Cela entraînera des bouleversements politiques internes, après quoi l’Azerbaïdjan ne cessera pas ses exigences. Si l’Azerbaïdjan accepte de restituer les territoires occupés à l’Arménie, la question des quatre villages pourra être discutée. Les concessions unilatérales n’empêchent pas l’agression mais la retardent. Une concession unilatérale serait une grave erreur car, de cette manière, les exigences de l’Azerbaïdjan ne cesseront pas.
L’Arménie candidate à l’adhésion à l’UE
Si l’Arménie devient candidate à l’adhésion à l’Union européenne, approfondit sa coopération militaire avec la Grèce, l’Inde et la France, quitte l’OTSC et se débarrasse des dépendances russes, les capacités de sécurité de l’Arménie augmenteront de manière significative et sa résilience sera renforcée.
Ce facteur freinera véritablement l’Azerbaïdjan.

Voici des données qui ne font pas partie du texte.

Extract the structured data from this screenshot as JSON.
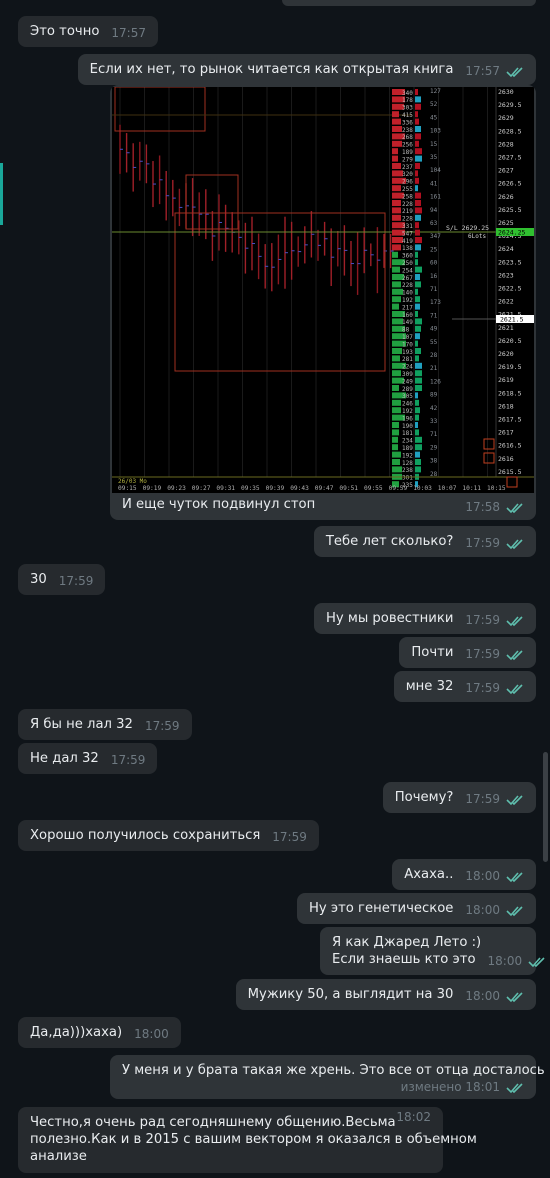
{
  "messages": {
    "m1": {
      "text": "Это точно",
      "time": "17:57"
    },
    "m2": {
      "text": "Если их нет, то рынок читается как открытая книга",
      "time": "17:57"
    },
    "m3": {
      "caption": "И еще чуток подвинул стоп",
      "time": "17:58"
    },
    "m4": {
      "text": "Тебе лет сколько?",
      "time": "17:59"
    },
    "m5": {
      "text": "30",
      "time": "17:59"
    },
    "m6": {
      "text": "Ну мы ровестники",
      "time": "17:59"
    },
    "m7": {
      "text": "Почти",
      "time": "17:59"
    },
    "m8": {
      "text": "мне 32",
      "time": "17:59"
    },
    "m9": {
      "text": "Я бы не лал 32",
      "time": "17:59"
    },
    "m10": {
      "text": "Не дал 32",
      "time": "17:59"
    },
    "m11": {
      "text": "Почему?",
      "time": "17:59"
    },
    "m12": {
      "text": "Хорошо получилось сохраниться",
      "time": "17:59"
    },
    "m13": {
      "text": "Ахаха..",
      "time": "18:00"
    },
    "m14": {
      "text": "Ну это генетическое",
      "time": "18:00"
    },
    "m15": {
      "line1": "Я как Джаред Лето :)",
      "line2": "Если знаешь кто это",
      "time": "18:00"
    },
    "m16": {
      "text": "Мужику 50, а выглядит на 30",
      "time": "18:00"
    },
    "m17": {
      "text": "Да,да)))хаха)",
      "time": "18:00"
    },
    "m18": {
      "text": "У меня и у брата такая же хрень. Это все от отца досталось",
      "time": "изменено 18:01"
    },
    "m19": {
      "line1": "Честно,я очень рад сегодняшнему общению.Весьма",
      "line2": "полезно.Как и в 2015 с вашим вектором я оказался в объемном",
      "line3": "анализе",
      "time": "18:02"
    }
  },
  "chart_image": {
    "price_labels": [
      "2630",
      "2629.5",
      "2629",
      "2628.5",
      "2628",
      "2627.5",
      "2627",
      "2626.5",
      "2626",
      "2625.5",
      "2625",
      "2624.5",
      "2624",
      "2623.5",
      "2623",
      "2622.5",
      "2622",
      "2621.5",
      "2621",
      "2620.5",
      "2620",
      "2619.5",
      "2619",
      "2618.5",
      "2618",
      "2617.5",
      "2617",
      "2616.5",
      "2616",
      "2615.5"
    ],
    "current_price": "2624.25",
    "stop_label": "S/L 2629.25",
    "lots_label": "6Lots",
    "marker_price": "2621.5",
    "time_labels": [
      "09:15",
      "09:19",
      "09:23",
      "09:27",
      "09:31",
      "09:35",
      "09:39",
      "09:43",
      "09:47",
      "09:51",
      "09:55",
      "09:59",
      "10:03",
      "10:07",
      "10:11",
      "10:15"
    ],
    "date_label": "26/03 Mo",
    "volumes": [
      "340",
      "178",
      "303",
      "415",
      "336",
      "238",
      "268",
      "256",
      "189",
      "279",
      "237",
      "320",
      "296",
      "255",
      "258",
      "228",
      "219",
      "228",
      "331",
      "547",
      "419",
      "138",
      "360",
      "250",
      "254",
      "267",
      "228",
      "140",
      "192",
      "217",
      "160",
      "149",
      "88",
      "107",
      "170",
      "193",
      "281",
      "224",
      "309",
      "249",
      "289",
      "305",
      "246",
      "192",
      "196",
      "190",
      "181",
      "234",
      "189",
      "192",
      "128",
      "238",
      "301",
      "235"
    ],
    "deltas": [
      "127",
      "52",
      "45",
      "103",
      "15",
      "35",
      "104",
      "41",
      "161",
      "94",
      "63",
      "347",
      "25",
      "60",
      "16",
      "71",
      "173",
      "71",
      "49",
      "55",
      "28",
      "21",
      "126",
      "89",
      "42",
      "33",
      "71",
      "29",
      "38",
      "28"
    ]
  },
  "colors": {
    "accent": "#1aa89a",
    "check": "#5fbfae",
    "bubble": "#2f3438",
    "background": "#0f1419"
  }
}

En d’autres termes, si nos partenaires occidentaux veulent que l’Arménie commence à s’intégrer à l’Occident au niveau institutionnel et quitte la Russie, ils doivent soutenir le renforcement de la résistance de l’État arménien et le développement de ses capacités.
Lorsque l’Azerbaïdjan sera convaincu que l’Arménie n’est pas une victime faible que l’on peut constamment contraindre à formuler des demandes unilatérales, et lorsqu’un équilibre militaro-politique sera établi entre Erevan et Bakou, nous serons à l’abri des attaques russo-azerbaïdjanaises. L’approfondissement de la coopération institutionnelle avec l’Occident deviendra un processus irréversible et solide.
Seule une augmentation des capacités de puissance de l’Arménie empêchera l’alliance russo-azerbaïdjanaise d’attaquer l’Arménie. Ils veulent attaquer l’Arménie et perturber le processus de candidature à l’adhésion à l’Union européenne et l’approfondissement de la coopération institutionnelle avec l’Occident.
L’idée de rejoindre l’Union européenne devrait devenir l’objectif stratégique de l’Arménie. Non seulement elle assurera la sécurité de l’Arménie, mais elle contrecarrera également le scénario de la Russie qui prévoit l’intégration de l’Arménie dans l’URSS-2.
Le maintien dans l’OTSC fait de l’Arménie une cible pour l’alliance russo-azerbaïdjanaise. C’est l’approfondissement de la coopération avec l’Occident qui soutiendra l’indépendance, la souveraineté et la durabilité de l’État arménien.
Il s’agit peut-être de la dernière chance pour l’Arménie de se libérer du colonialisme russe et de construire un État véritablement souverain et démocratique. Perdre cette chance équivaudra à la destruction de l’État arménien.
La Russie ne laissera l’Arménie en paix qu’à une seule condition : que nous renoncions à notre indépendance et que nous rejoignions l’État de l’Union. Le seul moyen de se défendre contre le colonialisme russe est de s’intégrer à l’Occident, de faire partie de son système de sécurité et de son système politique. Il s’agit d’une voie sur laquelle un retour en arrière équivaut à une perte d’indépendance. Il est possible de ne pas perdre son statut d’État et de construire un État en développement.